Oct 20 (Reuters) - The following were the top stories in The Wall Street Journal on Thursday. Reuters has not verified these stories and does not vouch for their accuracy.
* The SEC is examining whether SAC Capital Advisors improperly profited from trades made before the takeover of Cougar Biotechnology by Johnson & Johnson was announced in 2009.
* Under pressure to revive UBS’s fortunes and help the firm recover from a rogue-trading scandal, the Swiss bank’s interim chief is preparing to shrink its once high-flying investment-banking unit.
* While many American and European manufacturers moved production to low-wage countries, British industrial giant Rolls-Royce has taken a contrarian course. It gravitates to high-wage hotspots.
* Doubts grew about the effectiveness of a key proposal for stemming Europe’s deepening debt crisis as it emerged that officials have ruled out a plan for the euro zone’s bailout fund to directly guarantee bond issues.

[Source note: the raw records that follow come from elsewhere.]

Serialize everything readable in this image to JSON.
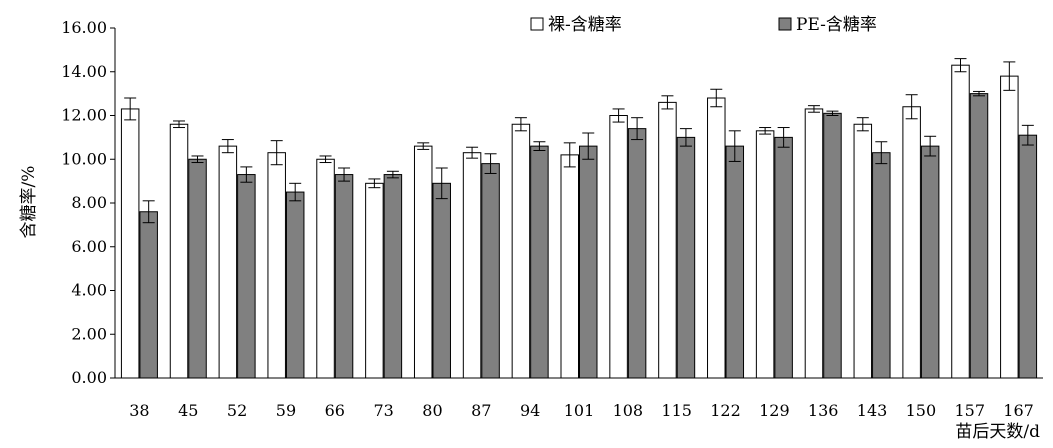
{
  "chart_data": {
    "type": "bar",
    "title": "",
    "xlabel": "苗后天数/d",
    "ylabel": "含糖率/%",
    "ylim": [
      0,
      16
    ],
    "yticks": [
      "0.00",
      "2.00",
      "4.00",
      "6.00",
      "8.00",
      "10.00",
      "12.00",
      "14.00",
      "16.00"
    ],
    "categories": [
      "38",
      "45",
      "52",
      "59",
      "66",
      "73",
      "80",
      "87",
      "94",
      "101",
      "108",
      "115",
      "122",
      "129",
      "136",
      "143",
      "150",
      "157",
      "167"
    ],
    "grid": false,
    "legend_position": "top",
    "series": [
      {
        "name": "裸-含糖率",
        "color": "#ffffff",
        "values": [
          12.3,
          11.6,
          10.6,
          10.3,
          10.0,
          8.9,
          10.6,
          10.3,
          11.6,
          10.2,
          12.0,
          12.6,
          12.8,
          11.3,
          12.3,
          11.6,
          12.4,
          14.3,
          13.8
        ],
        "errors": [
          0.5,
          0.15,
          0.3,
          0.55,
          0.15,
          0.2,
          0.15,
          0.25,
          0.3,
          0.55,
          0.3,
          0.3,
          0.4,
          0.15,
          0.15,
          0.3,
          0.55,
          0.3,
          0.65
        ]
      },
      {
        "name": "PE-含糖率",
        "color": "#808080",
        "values": [
          7.6,
          10.0,
          9.3,
          8.5,
          9.3,
          9.3,
          8.9,
          9.8,
          10.6,
          10.6,
          11.4,
          11.0,
          10.6,
          11.0,
          12.1,
          10.3,
          10.6,
          13.0,
          11.1
        ],
        "errors": [
          0.5,
          0.15,
          0.35,
          0.4,
          0.3,
          0.15,
          0.7,
          0.45,
          0.2,
          0.6,
          0.5,
          0.4,
          0.7,
          0.45,
          0.1,
          0.5,
          0.45,
          0.1,
          0.45
        ]
      }
    ]
  }
}
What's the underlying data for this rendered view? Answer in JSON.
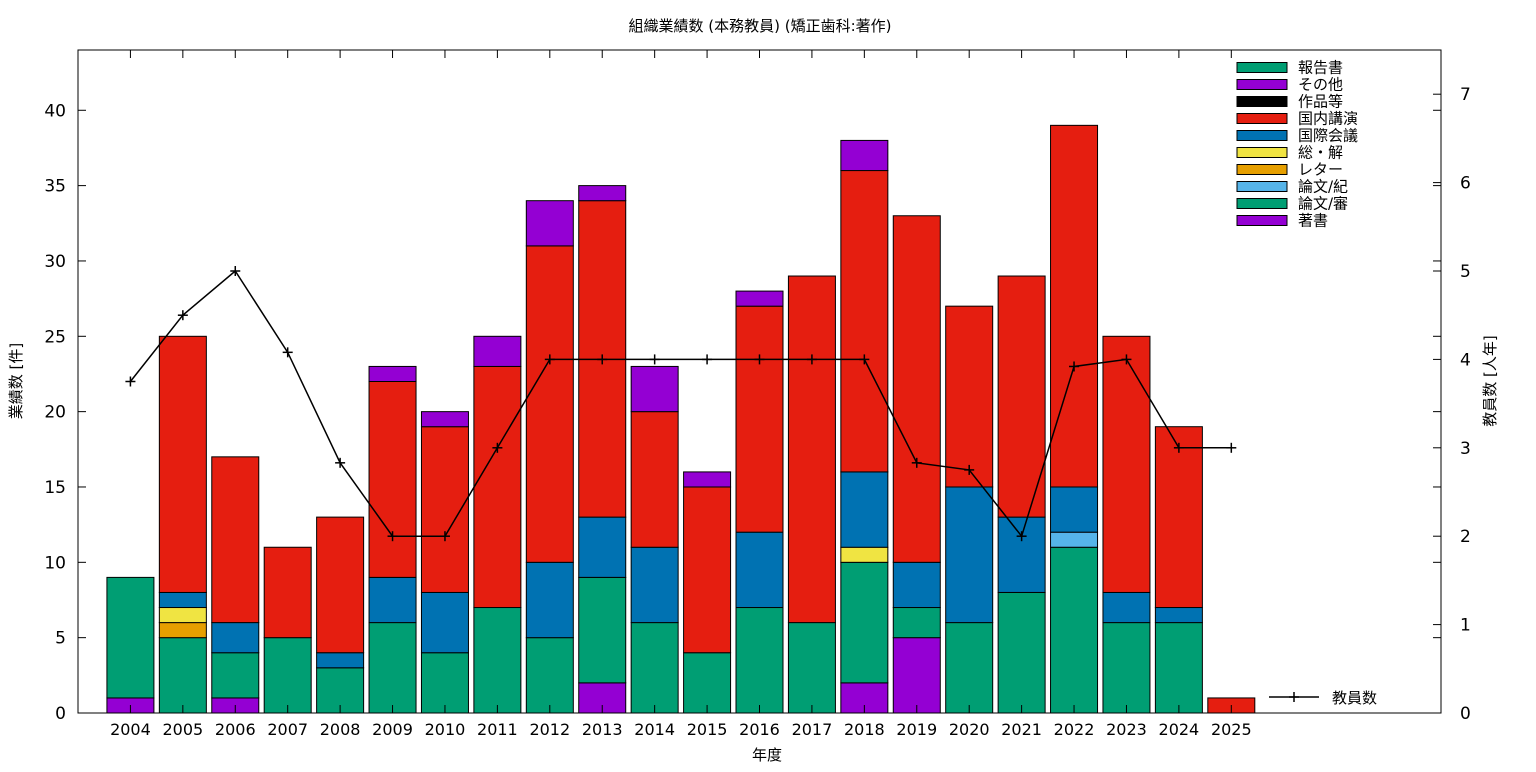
{
  "chart_data": {
    "type": "bar",
    "title": "組織業績数 (本務教員) (矯正歯科:著作)",
    "xlabel": "年度",
    "ylabel": "業績数 [件]",
    "y2label": "教員数 [人年]",
    "ylim": [
      0,
      44
    ],
    "y2lim": [
      0,
      7.5
    ],
    "yticks": [
      0,
      5,
      10,
      15,
      20,
      25,
      30,
      35,
      40
    ],
    "y2ticks": [
      0,
      1,
      2,
      3,
      4,
      5,
      6,
      7
    ],
    "grid": false,
    "legend_position": "top-right",
    "categories": [
      "2004",
      "2005",
      "2006",
      "2007",
      "2008",
      "2009",
      "2010",
      "2011",
      "2012",
      "2013",
      "2014",
      "2015",
      "2016",
      "2017",
      "2018",
      "2019",
      "2020",
      "2021",
      "2022",
      "2023",
      "2024",
      "2025"
    ],
    "series": [
      {
        "name": "著書",
        "color": "#9400d3",
        "values": [
          1,
          0,
          1,
          0,
          0,
          0,
          0,
          0,
          0,
          2,
          0,
          0,
          0,
          0,
          2,
          5,
          0,
          0,
          0,
          0,
          0,
          0
        ]
      },
      {
        "name": "論文/審",
        "color": "#009e73",
        "values": [
          8,
          5,
          3,
          5,
          3,
          6,
          4,
          7,
          5,
          7,
          6,
          4,
          7,
          6,
          8,
          2,
          6,
          8,
          11,
          6,
          6,
          0
        ]
      },
      {
        "name": "論文/紀",
        "color": "#56b4e9",
        "values": [
          0,
          0,
          0,
          0,
          0,
          0,
          0,
          0,
          0,
          0,
          0,
          0,
          0,
          0,
          0,
          0,
          0,
          0,
          1,
          0,
          0,
          0
        ]
      },
      {
        "name": "レター",
        "color": "#e69f00",
        "values": [
          0,
          1,
          0,
          0,
          0,
          0,
          0,
          0,
          0,
          0,
          0,
          0,
          0,
          0,
          0,
          0,
          0,
          0,
          0,
          0,
          0,
          0
        ]
      },
      {
        "name": "総・解",
        "color": "#f0e442",
        "values": [
          0,
          1,
          0,
          0,
          0,
          0,
          0,
          0,
          0,
          0,
          0,
          0,
          0,
          0,
          1,
          0,
          0,
          0,
          0,
          0,
          0,
          0
        ]
      },
      {
        "name": "国際会議",
        "color": "#0072b2",
        "values": [
          0,
          1,
          2,
          0,
          1,
          3,
          4,
          0,
          5,
          4,
          5,
          0,
          5,
          0,
          5,
          3,
          9,
          5,
          3,
          2,
          1,
          0
        ]
      },
      {
        "name": "国内講演",
        "color": "#e51e10",
        "values": [
          0,
          17,
          11,
          6,
          9,
          13,
          11,
          16,
          21,
          21,
          9,
          11,
          15,
          23,
          20,
          23,
          12,
          16,
          24,
          17,
          12,
          1
        ]
      },
      {
        "name": "作品等",
        "color": "#000000",
        "values": [
          0,
          0,
          0,
          0,
          0,
          0,
          0,
          0,
          0,
          0,
          0,
          0,
          0,
          0,
          0,
          0,
          0,
          0,
          0,
          0,
          0,
          0
        ]
      },
      {
        "name": "その他",
        "color": "#9400d3",
        "values": [
          0,
          0,
          0,
          0,
          0,
          1,
          1,
          2,
          3,
          1,
          3,
          1,
          1,
          0,
          2,
          0,
          0,
          0,
          0,
          0,
          0,
          0
        ]
      },
      {
        "name": "報告書",
        "color": "#009e73",
        "values": [
          0,
          0,
          0,
          0,
          0,
          0,
          0,
          0,
          0,
          0,
          0,
          0,
          0,
          0,
          0,
          0,
          0,
          0,
          0,
          0,
          0,
          0
        ]
      }
    ],
    "line": {
      "name": "教員数",
      "color": "#000000",
      "values": [
        3.75,
        4.5,
        5.0,
        4.08,
        2.83,
        2.0,
        2.0,
        3.0,
        4.0,
        4.0,
        4.0,
        4.0,
        4.0,
        4.0,
        4.0,
        2.83,
        2.75,
        2.0,
        3.92,
        4.0,
        3.0,
        3.0
      ]
    },
    "legend_order": [
      "報告書",
      "その他",
      "作品等",
      "国内講演",
      "国際会議",
      "総・解",
      "レター",
      "論文/紀",
      "論文/審",
      "著書"
    ]
  }
}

* Groupon is scaling back plans due to market volatility. It is now expected to seek a valuation of less $12.5 billion, down from roughly $20 billion.
* Silver Lake Partners is working with one of its investors, the Canada Pension Plan Investment Board, and Microsoft to put together a proposal to buy Yahoo .
* Thomas Peterffy, chief executive of Interactive Brokers Group Inc , says computer-driven high-speed trading firms have made the market less efficient-and less safe.
* Asian shares fell as concerns over Europe’s ability to come up with a credible fix to the euro zone debt crisis shook confidence, with Sydney slipping to a two-week low. The Nikkei dropped 1 percent.
* Daimler AG dismissed the chief of its U.S. Mercedes-Benz operations earlier this week over the company’s allegations he paid for personal expenditures with company money, according to people familiar with the matter.
* Wall Street’s total price tag on settlements with U.S. securities regulators for allegedly misleading investors about mortgage bonds churned out ahead of the financial crisis surged past $1 billion with a deal by Citigroup Inc to pay $285 million.
* Labor dispute talks between the NBA and its players union will continue into Thursday, said federal mediator George Cohen, following two marathon mediation sessions.
* Abbott Laboratories will split its drugs and medical products businesses into separate publicly traded companies in the face of growing pricing pressure and looming patent expirations in the challenging pharmaceutical sector.
* Testimony at a parliamentary hearing on Wednesday raised new questions about the evidence News Corp Deputy Chief Operating Officer James Murdoch has given lawmakers in an ongoing phone-hacking inquiry, a development that came just days ahead of a shareholder vote over governance at the company.
* Morgan Stanley reported a $2.15 billion third-quarter profit and provided more details than ever before about its exposure to troubled European debt.
* After securing a contract at Ford Motor Co for about 41,000 workers, the United Auto Workers union is turning its attention to winning ratification at Chrysler Group LLC, the last of the Detroit Three auto makers to accept a proposed agreement.